Some people, depending on their profession can get away with the "drive a car into the ground" approach to vehicle ownership. If you can suffer a short-term loss of transportation it saves you a lot of money on car payments. If you are a traveling consultant, you simply cannot. You really need to always be in a newer, reliable vehicle. Preferably with some kind of roadside assistance like AAA. Your clients will understand if you've been delayed by either an accident or a flat tire. But they will not want to hear why you didn't show up becuase your '98 camry with 230,000 miles finally blew its head gasket. They're going to think you're unstable/unreliable and you will most likely not be invited back.

JohnMcGrew
JohnMcGrew like.author.displayName 1 Like

I am a "drive a car into the ground" guy. But I've also almost always owned more than 1 car. Having two "drive to the ground" cars is much cheaper than owning a "new" car. I let other people suffer the depreciation. And most of my clients appreciate that the bulk of my fees aren't going to car payments.

mfc133
mfc133 like.author.displayName 1 Like

Buying a new car will hammer you on depreciation, no doubt. After owning a new car I am back to the "drive into the ground" strategy, becuase I can get away with it (not a traveling consultant). But there are other ways, such as buying a slightly used car every 2-3 years. It would be a good compromise between the new car and old car strategies. And really let's be serious here. "My car won't start" might be an acceptable excuse in the fast food career path, but we're all grown up now boys and girls. If I'm expecting a consultant, I've probably scheduled downtime around the visit. Also, I could have other consultants/engineers committed to the same schedule that are billing me whether the work gets done or not. I mean you're gonna burn bridges. Maybe not the first time it happens, but the second time you'll never get that client back.

JohnMcGrew
JohnMcGrew

...but on insurance as well. Insurance on a brand new car is several times that of an older car. I could probably own at least 3 used cars for what 1 new one would cost.
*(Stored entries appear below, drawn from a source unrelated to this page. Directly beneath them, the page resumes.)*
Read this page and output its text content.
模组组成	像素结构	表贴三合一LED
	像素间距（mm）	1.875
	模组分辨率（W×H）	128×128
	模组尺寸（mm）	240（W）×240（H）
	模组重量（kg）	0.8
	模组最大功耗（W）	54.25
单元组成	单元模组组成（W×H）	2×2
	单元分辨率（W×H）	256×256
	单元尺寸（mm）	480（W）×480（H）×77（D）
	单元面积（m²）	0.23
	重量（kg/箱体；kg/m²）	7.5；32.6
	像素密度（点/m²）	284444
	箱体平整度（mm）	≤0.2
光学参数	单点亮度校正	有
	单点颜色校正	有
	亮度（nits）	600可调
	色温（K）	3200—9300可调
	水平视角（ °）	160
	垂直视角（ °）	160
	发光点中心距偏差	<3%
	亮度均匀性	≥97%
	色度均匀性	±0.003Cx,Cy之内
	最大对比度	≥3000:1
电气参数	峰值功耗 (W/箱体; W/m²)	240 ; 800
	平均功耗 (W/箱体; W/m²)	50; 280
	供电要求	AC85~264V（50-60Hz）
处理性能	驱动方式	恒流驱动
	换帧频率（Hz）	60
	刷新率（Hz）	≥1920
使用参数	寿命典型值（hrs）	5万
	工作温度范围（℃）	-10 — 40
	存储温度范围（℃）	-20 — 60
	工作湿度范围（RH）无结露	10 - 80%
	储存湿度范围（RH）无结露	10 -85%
But you are absolutely right about reliability. My reputation is built upon it. Clients will usually forgive the 1st time, but the 2nd time, they will start reconsidering you.

TomMerritt
TomMerritt like.author.displayName 1 Like

If you can't invest $250 in your business, you probably shouldn't be self-employed. As far as being "honest" with your customers goes, all they're going to think is "Is this guy stable enough to entrust with MY business?". Asking your competition for help is probably going to cost more than the rental. The image you portray to your customers will determine what level of business you're going to get from them.